L'émeute au cœur
Acte de foi
Les temps sont noirs. Il ne nous reste
qu'à brûler comme nous pensons. Soyons des Torches. Ô serre-nous bien
dans ton poing dur Destin qui nous as tant trompés ! (Autodafé.)
Ecouter Victor Serge, c'est entendre la voix même de la résistance, de la dissidence, de l'insoumission. Apre et brûlant cadeau, que nous devons à la fidélité de Jean Rière qui a réuni, sous le titre Pour un brasier dans un désert, les recueils — et de nombreux inédits — de ce poète révolutionnaire d'origine russe, fils d'émigrés politiques anti-tsaristes, né à Bruxelles en 1890, mort au Mexique en 1947. Le parcours de Victor Kibaltchitch, dit Victor Serge, fut rien moins que paisible. Militant anarchiste, il doit quitter la Belgique en 1909. On le croise par la suite à Paris : impliqué à tort dans le procès de « la bande à Bonnot » en 1913, il est condamné à cinq ans de détention. A Barcelone : à peine sorti des prisons françaises, il participe au soulèvement populaire de juillet 1917. A Petrograd, puis à Moscou : il adhère au Parti communiste, travaille dans le journalisme et l'édition. Exclu du Parti en 1928, il est arrêté à diverses reprises, puis déporté à Orenbourg, dans l'Oural, de 1933 à 1936 (mémorable « affaire Victor Serge »). En France et en Belgique, des écrivains se mobilisent, de Georges Duhamel, Charles Vildrac, Panaït Istrati, Marcel Martinet et Henry Poulaille surtout, à Charles Plisnier. « Libéré » en avril 1936 (mais ses manuscrits sont définitivement confisqués...), il est accueilli, à son retour en Belgique, par Charles Plisnier et Albert Ayguesparse. Collabore à plusieurs journaux, particulièrement La Wallonie, avant de repartir pour la France où, dans l'indifférence générale, il tente d'alerter l'Occident sur l'URSS et le stalinisme, dénonce les procès de Moscou, le nazisme...

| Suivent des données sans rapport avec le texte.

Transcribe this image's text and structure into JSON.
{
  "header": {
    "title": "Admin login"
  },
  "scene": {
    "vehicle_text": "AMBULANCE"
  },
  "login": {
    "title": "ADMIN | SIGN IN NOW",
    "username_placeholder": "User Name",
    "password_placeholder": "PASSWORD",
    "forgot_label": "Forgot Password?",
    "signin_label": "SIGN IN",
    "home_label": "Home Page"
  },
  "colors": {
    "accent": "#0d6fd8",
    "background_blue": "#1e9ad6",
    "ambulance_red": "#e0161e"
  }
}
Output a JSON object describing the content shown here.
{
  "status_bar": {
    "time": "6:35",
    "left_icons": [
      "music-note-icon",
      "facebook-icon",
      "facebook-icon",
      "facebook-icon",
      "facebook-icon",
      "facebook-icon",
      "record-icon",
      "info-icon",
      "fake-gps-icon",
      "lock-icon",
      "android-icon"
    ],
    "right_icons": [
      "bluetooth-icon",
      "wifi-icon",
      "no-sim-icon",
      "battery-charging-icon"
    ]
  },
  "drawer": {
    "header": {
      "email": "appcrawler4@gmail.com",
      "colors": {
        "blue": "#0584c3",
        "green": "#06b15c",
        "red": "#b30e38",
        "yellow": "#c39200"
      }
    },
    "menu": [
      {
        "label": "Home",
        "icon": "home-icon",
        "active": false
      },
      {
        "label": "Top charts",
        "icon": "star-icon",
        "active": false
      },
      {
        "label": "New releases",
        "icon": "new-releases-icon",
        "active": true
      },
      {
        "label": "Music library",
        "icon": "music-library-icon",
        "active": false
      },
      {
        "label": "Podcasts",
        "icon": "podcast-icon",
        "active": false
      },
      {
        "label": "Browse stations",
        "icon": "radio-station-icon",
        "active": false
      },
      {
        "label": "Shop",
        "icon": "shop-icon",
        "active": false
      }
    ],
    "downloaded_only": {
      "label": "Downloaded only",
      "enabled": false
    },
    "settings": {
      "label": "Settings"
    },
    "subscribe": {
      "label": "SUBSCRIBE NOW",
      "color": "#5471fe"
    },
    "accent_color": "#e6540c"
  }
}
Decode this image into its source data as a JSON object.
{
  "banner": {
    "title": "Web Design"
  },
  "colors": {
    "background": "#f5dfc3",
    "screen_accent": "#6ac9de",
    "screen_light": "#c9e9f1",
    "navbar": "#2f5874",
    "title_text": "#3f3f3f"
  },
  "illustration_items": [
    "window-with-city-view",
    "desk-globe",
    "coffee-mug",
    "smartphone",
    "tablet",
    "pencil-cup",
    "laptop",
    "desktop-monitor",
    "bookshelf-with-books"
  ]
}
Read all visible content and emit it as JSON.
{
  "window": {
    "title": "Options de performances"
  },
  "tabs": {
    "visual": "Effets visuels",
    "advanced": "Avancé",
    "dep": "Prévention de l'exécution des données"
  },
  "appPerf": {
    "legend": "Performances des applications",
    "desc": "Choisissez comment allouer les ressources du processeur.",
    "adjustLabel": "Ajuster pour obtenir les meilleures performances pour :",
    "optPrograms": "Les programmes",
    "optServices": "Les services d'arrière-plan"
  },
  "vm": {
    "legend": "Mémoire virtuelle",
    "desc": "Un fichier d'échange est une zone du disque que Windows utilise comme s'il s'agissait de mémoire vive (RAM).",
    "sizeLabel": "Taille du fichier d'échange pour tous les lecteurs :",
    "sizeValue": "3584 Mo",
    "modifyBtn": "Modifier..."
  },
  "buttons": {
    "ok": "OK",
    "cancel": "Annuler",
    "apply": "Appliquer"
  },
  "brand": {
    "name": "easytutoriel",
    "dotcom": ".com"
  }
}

Proche de Trotski, dont il s'éloignera plus tard, défenseur du POUM pendant la guerre d'Espagne, cet éternel insurgé gagne en 1941 le Mexique où, envers et contre attaques et calomnies des staliniens, il écrit, étudie les civilisations indiennes, sans jamais renoncer à son engagement actif de militant socialiste internationaliste et libertaire. C'est sur cette terre d'exil qu'il mourra, le 17 novembre 1947. Son œuvre est multiple : romans (5/7 est minuit dans le siècle, Les années sans pardon...), essais et témoignages (Les anarchistes et l'expérience de la révolution russe, Lénine, Mémoires d'un révolutionnaire…), poésie, qui nous retient aujourd'hui. Deux recueils : Résistance, 1938, dédié « A mes compagnons de captivité de 1933-1936 » ; Messages, 1946. Le long poème Mains, 1947. Des poèmes et textes inédits, qui courent de 1912 à 1947, et que Jean Rière a regroupés sous le beau nom de Destins. On est saisi par le souffle, la véhémence, l'ardeur sauvage de cette poésie qui exalte la révolution : trahie, naufragée, mais toujours renaissante. Célèbre les camarades, morts ou vivants, prêts au combat, l'émeute au cœur. Appelle au refus du fatalisme, de la lâcheté, de l'oubli. Chante la terre et les étoiles, le monde qui veut naître.
ô pluie d'étoiles dans les ténèbres, constellation des frères morts !
Je vous dois mon plus noir silence, ma fermeté, mon indulgence pour tous ces jours qui semblent vides, ce qui me reste de fierté pour un brasier dans un désert.
Mais que se fasse le silence sur les hautes figures de proue ! L'ardent périple continue, le cap est de bonne espérance...
Un regret, pourtant : le vers Pour un brasier dans un désert, certes beau et symbolique, avait été choisi déjà comme titre pour la réédition, en 1972, chez François Maspero, de Résistance. La précision figure en note. Reste que cette reprise est un peu gênante...
Francine Ghysen
Victor SERGE, Pour un brasier dans un désert, poèmes réunis, établis et annotés par Jean Rière. Augmentés d'inédits (1912-1947), éditions Plein Chant, 16120 Bassac, 249 p.